[postgis-users] How could I improve this query?

Wed Nov 24 10:31:28 PST 2010

If it's difficult to read the analyze output, here a screenshot:

http://dl.dropbox.com/u/6599273/explain_anlyze.png

2010/11/24 Jorge Arévalo <jorge.arevalo at deimos-space.com>:
> On Tue, Nov 23, 2010 at 7:26 PM, Kevin Neufeld <kneufeld at refractions.net> wrote:
>> Interesting thought.  Note though, Benjamin, that Jorge specified "a.min",
>> not "b.min" in the filter clause.
>> -- Kevin
>>
>>
>> On 11/23/2010 10:07 AM, Benjamin Juhn wrote:
>>
>> You're current query is likely exploding your result set when table_a
>> records intersect with more than one record in table_b.  Assuming there is
>> no overlap of min & max values in table_b the following query will stop
>> testing for intersection between a & c records after find one so it should
>> run faster:
>> UPDATE table_a a SET integer_field = b.integer_field
>> FROM table_b b
>> WHERE a.integer_field2 <= b.max AND a.integer_field2 >= b.min
>>     AND EXISTS (SELECT true FROM table_c c WHERE st_intersects(a.geom,
>> c.geom) LIMIT 1);
>> also I'm assuming you meant to reference b.min here:
>>>
>>> table_a.integer_field2 >=
>>> table_a.min
>>
>> On Nov 23, 2010, at 9:48 AM, David William Bitner wrote:
>>
>> Jorge,
>> What does running "explain analyze" give you for that query?
>> db
>>
>
> Hello,
>
> The explain analyze output for one example query with that structure is:
>
>  Nested Loop  (cost=2.58..3167.07 rows=378524 width=496) (actual
> time=0.789..1098006.873 rows=1165412 loops=1)
>   Join Filter: ((table_a.integer_field2 >= table_b.min) AND
> (table_a.integer_field2 <= table_b.max) AND
> _st_intersects(table_a.geom, table_c.geom))
>   ->  Hash Join  (cost=2.58..9.59 rows=104 width=10227) (actual
> time=0.066..0.235 rows=104 loops=1)
>         Hash Cond: (table_b.string_field = table_c.string_field)
>         ->  Seq Scan on table_b  (cost=0.00..2.88 rows=88 width=63)
> (actual time=0.009..0.033 rows=88 loops=1)
>         ->  Hash  (cost=2.26..2.26 rows=26 width=10266) (actual
> time=0.031..0.031 rows=26 loops=1)
>               ->  Seq Scan on table_c  (cost=0.00..2.26 rows=26
> width=10266) (actual time=0.006..0.014 rows=26 loops=1)
>   ->  Index Scan using geom_idx on table_a  (cost=0.00..28.76 rows=6
> width=492) (actual time=0.061..61.337 rows=49146 loops=104)
>         Index Cond: (table_a.geom && table_c.geom)
>  Total runtime: 1147446.858 ms
>
> So, the query took 19min.
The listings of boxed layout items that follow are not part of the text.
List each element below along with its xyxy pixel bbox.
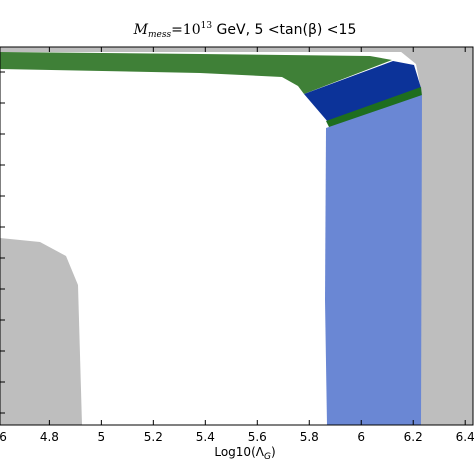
title-part: =10 — [171, 22, 201, 38]
excluded-region — [0, 238, 82, 425]
x-label-part: Log10(Λ — [214, 445, 264, 459]
x-label-part: ) — [271, 445, 276, 459]
x-axis-label: Log10(ΛG) — [214, 445, 275, 462]
green-strip — [326, 87, 422, 129]
x-tick-label: 5.2 — [144, 430, 163, 444]
x-tick-label: 5.6 — [248, 430, 267, 444]
y-ticks — [0, 71, 5, 414]
x-tick-label: 5.4 — [196, 430, 215, 444]
excluded-region — [395, 47, 473, 425]
x-tick-label: 5.8 — [300, 430, 319, 444]
title-part: M — [133, 22, 149, 38]
x-tick-label: 4.8 — [40, 430, 59, 444]
plot-regions — [0, 46, 474, 426]
x-tick-label: 4.6 — [0, 430, 7, 444]
title-part: mess — [148, 30, 171, 40]
dark-blue-region — [304, 61, 421, 122]
green-region — [0, 52, 392, 94]
title-part: 13 — [201, 21, 213, 31]
excluded-region — [0, 47, 473, 52]
light-blue-region — [325, 95, 422, 425]
x-tick-label: 5 — [98, 430, 106, 444]
x-label-part: G — [264, 452, 271, 462]
chart-title: Mmess=1013 GeV, 5 <tan(β) <15 — [133, 21, 357, 40]
x-tick-label: 6.2 — [404, 430, 423, 444]
x-tick-label: 6.4 — [456, 430, 474, 444]
x-tick-label: 6 — [357, 430, 365, 444]
plot-frame — [0, 46, 474, 426]
title-part: GeV, 5 <tan(β) <15 — [212, 22, 356, 38]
And maybe I'm misunderstanding the analyze
> output but seems that I need an index on string fields, to avoid
> sequential scan. Am I right? What's the best index type for string
> fields?
>
> Benjamin, I'm going to test your query. Many thanks. And yes, it was
> b.min, instead of a.min. A typo.
>
>
> --
> Jorge Arévalo
> Internet & Mobilty Division, DEIMOS
> jorge.arevalo at deimos-space.com
> http://mobility.grupodeimos.com/
> http://gis4free.wordpress.com
>

-- 
Jorge Arévalo
Internet & Mobilty Division, DEIMOS
jorge.arevalo at deimos-space.com
http://mobility.grupodeimos.com/
http://gis4free.wordpress.com